There is some feat of imaginative creation going on here, and it’s only by scrutinising the lyric sheet that you can really begin to comprehend the shape of the world that Dawson has designed. The Ruby Cord is set in an augmented reality, humans existing somewhere between the world we know and a virtual space in which the lines between history, mythology and imagination blur. On “The Hermit”, the familiar intermingles with the deeply strange. One minute Dawson is sketching a bucolic scene of “crow-pocked copses” and a “caterpillar’s ardent mandibles”; the next he’s singing of “an update to my visual and ontoceptual cortexes”. “Museum”, meanwhile, follows an unnamed visitor as they explore a complex that contains an archive of human memory, projected onto the walls.
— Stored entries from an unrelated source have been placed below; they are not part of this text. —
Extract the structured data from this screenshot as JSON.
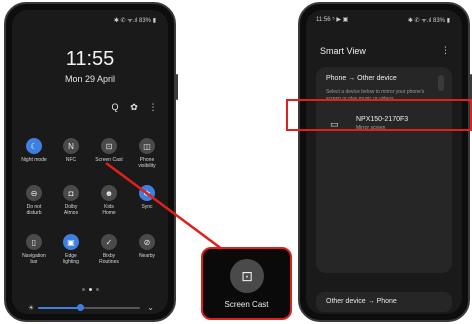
{
  "phone_left": {
    "status": "✱ ✆ ᯤ.ıl 83% ▮",
    "clock": "11:55",
    "date": "Mon 29 April",
    "top_icons": [
      "search-icon",
      "gear-icon",
      "more-vert-icon"
    ],
    "top_icon_glyphs": [
      "Q",
      "✿",
      "⋮"
    ],
    "tiles": [
      {
        "label": "Night mode",
        "glyph": "☾",
        "on": true
      },
      {
        "label": "NFC",
        "glyph": "N",
        "on": false
      },
      {
        "label": "Screen Cast",
        "glyph": "⊡",
        "on": false
      },
      {
        "label": "Phone\nvisibility",
        "glyph": "◫",
        "on": false
      },
      {
        "label": "Do not\ndisturb",
        "glyph": "⊖",
        "on": false
      },
      {
        "label": "Dolby\nAtmos",
        "glyph": "◘",
        "on": false
      },
      {
        "label": "Kids\nHome",
        "glyph": "☻",
        "on": false
      },
      {
        "label": "Sync",
        "glyph": "⟳",
        "on": true
      },
      {
        "label": "Navigation\nbar",
        "glyph": "▯",
        "on": false
      },
      {
        "label": "Edge\nlighting",
        "glyph": "▣",
        "on": true
      },
      {
        "label": "Bixby\nRoutines",
        "glyph": "✓",
        "on": false
      },
      {
        "label": "Nearby",
        "glyph": "⊘",
        "on": false
      }
    ],
    "brightness": 0.42
  },
  "zoom_callout": {
    "label": "Screen Cast",
    "glyph": "⊡"
  },
  "phone_right": {
    "status_left": "11:56 ⁵ ▶ ▣",
    "status": "✱ ✆ ᯤ.ıl 83% ▮",
    "title": "Smart View",
    "menu_glyph": "⋮",
    "card_heading": "Phone → Other device",
    "card_desc": "Select a device below to mirror your phone's screen or play music or videos.",
    "device": {
      "icon": "tv-icon",
      "glyph": "▭",
      "name": "NPX150-2170F3",
      "sub": "Mirror screen"
    },
    "bottom": "Other device → Phone"
  }
}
One reference point for The Ruby Cord’s storytelling might be science fiction – think the rich and detailed world-building of a figure like Ursula Le Guin or Philip K Dick. Another might be video games – fantasy RPGs like Skyrim that dispense little nuggets of lore as you explore, giving you a sense of a wider world beyond your immediate experience.


The narratives here can be dark and discomfiting, but the mood is generally calm and tranquil, largely lacking the roar and churn we hear in much of Dawson’s work. He’s backed by a mini-ensemble consisting of harpist Rhodri Davies, violinist Angharad Davies and drummer Andrew Cheetham. On “The Hermit”, they sprawl out in improvisatory fashion, more concerned with mellifluous texturing than familiar song structure. Deeper into the album, there are moments that raise the temperature a couple of notches: the wild harp freakouts buried in the midst of “The Fool”; the romping metal riff that briefly flowers at the heart of “The Tip Of An Arrow”. But these are generally used as a sort of dramatic punctuation, and consequently are fairly short-lived.
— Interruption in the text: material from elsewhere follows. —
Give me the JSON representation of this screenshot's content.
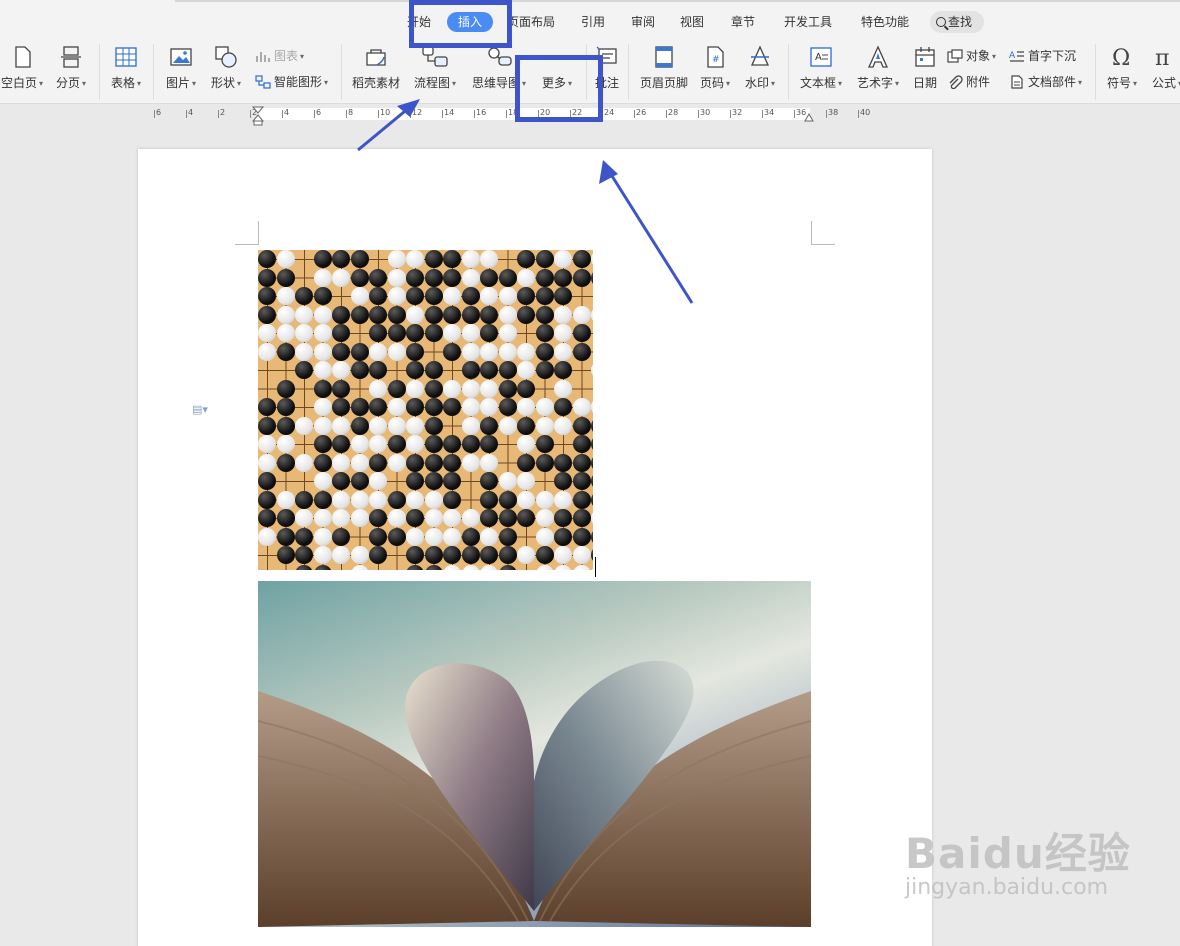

Whatever Dawson is writing about, he tends to return to human stories – our ambitions, fears, disappointments and frailties. You get the feeling that he’s contrived the setting of The Ruby Cord as a way of tackling such a theme from a variety of unusual vantage points. “Thicker Than Water” is a gentle canter of chiming guitars and little flourishes of harp, but it holds a sense of terrible absence at its core; the narrator, fleeing from cyberspace back into the real world, passes through deserted cities and empty dual carriageways, in search of the bodies that he and his family long ago left behind. “The Fool” seems to hark back to the territory of Peasant, a love affair conducted in a medieval town – or presumably the simulation of one? – that ends with an enigmatic fizzle. The remarkable “The Tip Of An Arrow”, meanwhile, has the feel of a video game quest, the narrator and her plucky daughter Isagog crafting arrows before venturing “into the realm of the fabled three-faced hare”. There, we are reminded that pride comes before a fall.
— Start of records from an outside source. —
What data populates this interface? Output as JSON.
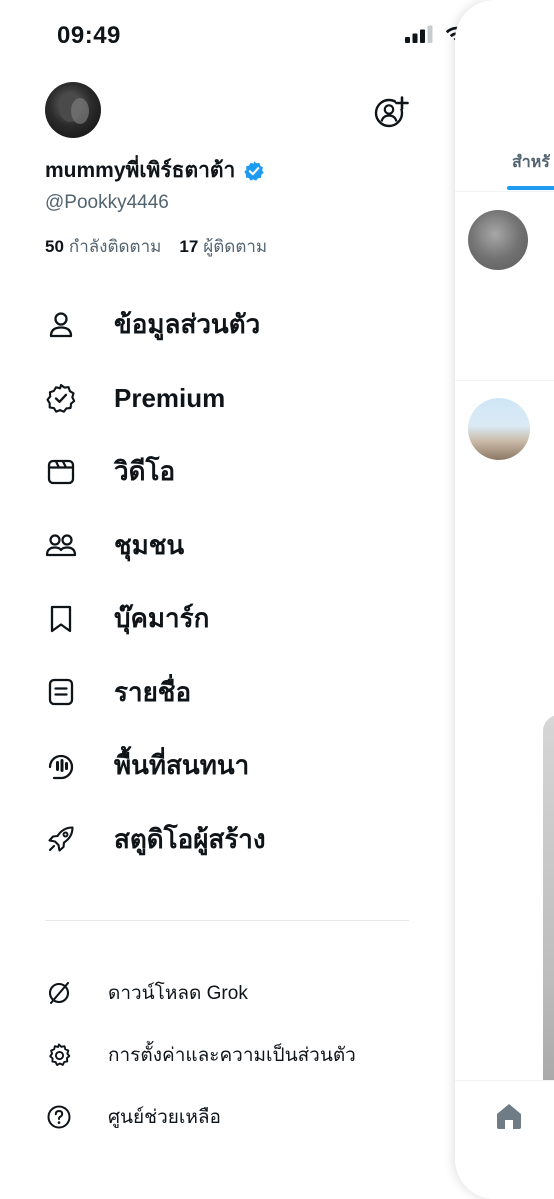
{
  "status_bar": {
    "time": "09:49",
    "icons": [
      "signal-icon",
      "wifi-icon",
      "battery-icon"
    ]
  },
  "profile": {
    "display_name": "mummyพี่เพิร์ธตาต้า",
    "handle": "@Pookky4446",
    "following_count": "50",
    "following_label": "กำลังติดตาม",
    "followers_count": "17",
    "followers_label": "ผู้ติดตาม",
    "verified_color": "#1d9bf0"
  },
  "menu": [
    {
      "label": "ข้อมูลส่วนตัว",
      "icon": "person-icon"
    },
    {
      "label": "Premium",
      "icon": "verified-badge-icon"
    },
    {
      "label": "วิดีโอ",
      "icon": "video-icon"
    },
    {
      "label": "ชุมชน",
      "icon": "communities-icon"
    },
    {
      "label": "บุ๊คมาร์ก",
      "icon": "bookmark-icon"
    },
    {
      "label": "รายชื่อ",
      "icon": "lists-icon"
    },
    {
      "label": "พื้นที่สนทนา",
      "icon": "spaces-icon"
    },
    {
      "label": "สตูดิโอผู้สร้าง",
      "icon": "rocket-icon"
    }
  ],
  "bottom_menu": [
    {
      "label": "ดาวน์โหลด Grok",
      "icon": "grok-icon"
    },
    {
      "label": "การตั้งค่าและความเป็นส่วนตัว",
      "icon": "settings-icon"
    },
    {
      "label": "ศูนย์ช่วยเหลือ",
      "icon": "help-icon"
    }
  ],
  "timeline": {
    "tab_label": "สำหรั",
    "accent": "#1d9bf0"
  }
}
Dawson’s work has always required a certain amount of buy-in from the listener, which it traditionally pays back with dividends. The Ruby Cord is no different, and in its depth and ambition may go further than any of his records before. If Dawson’s discography was the books of Tolkien, this wouldn’t be The Hobbit, or even Lord Of The Rings, but The Silmarillion. As such, this might not be the first Richard Dawson record you would recommend to a newcomer: too much, too soon. Still, if you’ve got the measure of him and his work, The Ruby Cord won’t fail to impress. You leave it mind reeling, happily baffled, dazzled by the scope of its achievement.